Soon tech-savvy Starbucks customers slurping both lattes and bandwidth will have their Internet lives a lot easier. Google is reported to be working on an app that takes out the drudgery from connecting and authenticating to the now Google-managed free Starbucks WiFi connections.
In mid 2013, Google took over from AT&T the job, and burden, of providing free Internet access to hundreds of customers across the country. This is, of course, not Google first attempt at trying to connect more people to the Internet for the very affordable price of free. The problem now is one of convenience. It takes a certain amount of time and effort, and maybe some hair-pulling, to get to a Starbucks access point, logging in, and waiting to be connected.

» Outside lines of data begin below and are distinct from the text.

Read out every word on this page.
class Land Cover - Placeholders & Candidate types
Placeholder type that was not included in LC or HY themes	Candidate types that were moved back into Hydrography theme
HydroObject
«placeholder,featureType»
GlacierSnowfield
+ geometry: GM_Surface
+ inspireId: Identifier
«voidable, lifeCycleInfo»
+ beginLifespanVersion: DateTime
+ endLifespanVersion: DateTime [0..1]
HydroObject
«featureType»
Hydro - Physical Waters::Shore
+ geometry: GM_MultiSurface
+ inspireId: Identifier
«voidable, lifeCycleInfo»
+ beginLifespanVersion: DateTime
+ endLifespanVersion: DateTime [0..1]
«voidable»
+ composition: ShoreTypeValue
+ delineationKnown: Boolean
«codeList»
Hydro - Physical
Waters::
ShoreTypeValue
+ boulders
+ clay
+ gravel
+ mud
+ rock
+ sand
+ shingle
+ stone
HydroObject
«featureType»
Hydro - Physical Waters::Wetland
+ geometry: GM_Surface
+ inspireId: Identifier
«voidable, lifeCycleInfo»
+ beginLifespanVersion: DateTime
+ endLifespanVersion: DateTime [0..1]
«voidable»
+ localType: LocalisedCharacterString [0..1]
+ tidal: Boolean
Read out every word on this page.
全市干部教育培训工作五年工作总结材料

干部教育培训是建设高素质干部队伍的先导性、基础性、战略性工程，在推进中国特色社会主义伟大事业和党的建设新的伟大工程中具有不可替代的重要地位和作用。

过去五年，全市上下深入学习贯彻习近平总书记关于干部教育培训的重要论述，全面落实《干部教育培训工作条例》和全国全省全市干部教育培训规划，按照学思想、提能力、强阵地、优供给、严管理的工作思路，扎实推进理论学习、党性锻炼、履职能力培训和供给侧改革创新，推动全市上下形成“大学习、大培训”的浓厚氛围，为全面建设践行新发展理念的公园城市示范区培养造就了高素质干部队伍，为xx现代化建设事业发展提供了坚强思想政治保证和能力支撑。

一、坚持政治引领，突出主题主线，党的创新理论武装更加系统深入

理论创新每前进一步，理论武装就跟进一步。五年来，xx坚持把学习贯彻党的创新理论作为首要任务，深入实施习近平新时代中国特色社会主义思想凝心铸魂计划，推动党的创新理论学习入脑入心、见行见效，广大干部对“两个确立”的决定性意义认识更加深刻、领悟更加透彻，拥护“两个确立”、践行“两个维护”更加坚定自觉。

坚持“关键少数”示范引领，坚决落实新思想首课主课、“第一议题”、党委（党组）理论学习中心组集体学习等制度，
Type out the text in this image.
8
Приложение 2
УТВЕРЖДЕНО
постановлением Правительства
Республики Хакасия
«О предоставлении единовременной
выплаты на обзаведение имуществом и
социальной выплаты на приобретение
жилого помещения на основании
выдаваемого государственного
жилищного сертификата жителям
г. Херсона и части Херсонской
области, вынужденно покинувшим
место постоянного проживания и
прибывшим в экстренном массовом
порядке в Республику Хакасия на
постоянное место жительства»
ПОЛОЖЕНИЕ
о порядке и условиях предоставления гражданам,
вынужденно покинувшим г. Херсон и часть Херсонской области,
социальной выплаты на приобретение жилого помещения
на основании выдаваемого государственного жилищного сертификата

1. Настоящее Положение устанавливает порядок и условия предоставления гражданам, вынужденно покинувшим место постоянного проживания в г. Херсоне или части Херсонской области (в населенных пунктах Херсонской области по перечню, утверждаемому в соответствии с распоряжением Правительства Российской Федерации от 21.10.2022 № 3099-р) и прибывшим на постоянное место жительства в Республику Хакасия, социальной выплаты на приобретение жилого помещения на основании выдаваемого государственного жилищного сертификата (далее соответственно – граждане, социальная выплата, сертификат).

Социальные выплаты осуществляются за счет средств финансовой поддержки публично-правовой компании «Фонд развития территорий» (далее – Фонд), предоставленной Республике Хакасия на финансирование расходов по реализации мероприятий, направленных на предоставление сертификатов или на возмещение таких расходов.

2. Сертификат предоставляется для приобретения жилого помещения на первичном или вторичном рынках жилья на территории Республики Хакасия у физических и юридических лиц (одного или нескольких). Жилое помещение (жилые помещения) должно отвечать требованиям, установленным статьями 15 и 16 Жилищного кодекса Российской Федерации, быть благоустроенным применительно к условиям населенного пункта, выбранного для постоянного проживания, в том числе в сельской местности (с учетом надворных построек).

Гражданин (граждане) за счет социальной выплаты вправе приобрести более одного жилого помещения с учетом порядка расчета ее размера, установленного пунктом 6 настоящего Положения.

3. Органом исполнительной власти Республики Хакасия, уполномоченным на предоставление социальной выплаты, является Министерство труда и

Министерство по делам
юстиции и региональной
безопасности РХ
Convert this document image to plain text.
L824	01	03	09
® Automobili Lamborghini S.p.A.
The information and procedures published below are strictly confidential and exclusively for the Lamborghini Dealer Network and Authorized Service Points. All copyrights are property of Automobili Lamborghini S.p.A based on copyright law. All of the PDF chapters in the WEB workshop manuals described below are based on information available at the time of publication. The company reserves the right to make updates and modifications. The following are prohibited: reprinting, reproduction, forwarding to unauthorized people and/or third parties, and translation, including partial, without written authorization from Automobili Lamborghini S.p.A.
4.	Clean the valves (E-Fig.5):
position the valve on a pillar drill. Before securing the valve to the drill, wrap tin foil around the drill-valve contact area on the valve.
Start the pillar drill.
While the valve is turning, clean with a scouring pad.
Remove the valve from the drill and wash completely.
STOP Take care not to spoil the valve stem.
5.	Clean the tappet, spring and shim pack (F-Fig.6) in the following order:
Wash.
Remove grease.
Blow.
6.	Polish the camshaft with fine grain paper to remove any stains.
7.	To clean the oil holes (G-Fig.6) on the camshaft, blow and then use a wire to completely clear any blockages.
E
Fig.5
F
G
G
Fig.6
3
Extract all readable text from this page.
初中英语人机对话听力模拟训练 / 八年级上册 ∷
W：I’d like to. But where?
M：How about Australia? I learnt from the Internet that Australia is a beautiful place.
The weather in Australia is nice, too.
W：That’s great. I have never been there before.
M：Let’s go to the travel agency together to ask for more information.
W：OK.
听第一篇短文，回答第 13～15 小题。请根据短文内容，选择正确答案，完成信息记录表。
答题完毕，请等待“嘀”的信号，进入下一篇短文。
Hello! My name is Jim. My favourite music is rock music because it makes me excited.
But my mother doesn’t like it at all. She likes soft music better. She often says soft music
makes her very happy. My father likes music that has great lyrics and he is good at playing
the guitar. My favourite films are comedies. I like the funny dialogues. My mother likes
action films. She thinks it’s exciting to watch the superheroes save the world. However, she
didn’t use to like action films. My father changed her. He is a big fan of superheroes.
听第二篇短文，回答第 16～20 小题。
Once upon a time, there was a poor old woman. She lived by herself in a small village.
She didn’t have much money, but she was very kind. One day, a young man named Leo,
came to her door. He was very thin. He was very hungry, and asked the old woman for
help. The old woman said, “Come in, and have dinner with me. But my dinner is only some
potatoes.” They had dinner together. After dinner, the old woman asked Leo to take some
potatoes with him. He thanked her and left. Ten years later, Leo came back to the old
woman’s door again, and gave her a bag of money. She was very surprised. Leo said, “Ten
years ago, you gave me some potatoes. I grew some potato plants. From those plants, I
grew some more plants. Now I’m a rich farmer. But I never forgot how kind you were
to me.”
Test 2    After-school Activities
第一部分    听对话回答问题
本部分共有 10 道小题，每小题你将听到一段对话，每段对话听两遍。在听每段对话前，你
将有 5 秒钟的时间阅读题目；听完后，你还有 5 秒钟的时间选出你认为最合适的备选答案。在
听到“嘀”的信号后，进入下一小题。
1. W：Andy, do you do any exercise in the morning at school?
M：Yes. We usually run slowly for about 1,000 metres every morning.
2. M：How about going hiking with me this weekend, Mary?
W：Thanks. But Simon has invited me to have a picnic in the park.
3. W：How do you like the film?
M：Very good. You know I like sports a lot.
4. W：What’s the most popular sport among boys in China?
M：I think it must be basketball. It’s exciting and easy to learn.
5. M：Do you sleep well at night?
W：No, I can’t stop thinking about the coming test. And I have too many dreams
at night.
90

Being the efficiency-oriented engineers that they are, Google has wondered if it could do something to improve the process. Thus, this rumored WiFi app was born. Theoretically, the app can make use of something as secure, confidential, and unique as a Google account, one which most Android users will most probably have, to perform the authentication process in the background on behalf of the user.
Sounds pretty nice. Now the question is, when will we get our hands on it? Maybe never, as there is no guarantee that Google will make this a public thing. At the moment, the app is believed to be tested within the confines of Google's Mountain View lair. Though if the app does get officially launched, there is a possibility that Google could also do something similar for its other WiFi connections established with Boingo.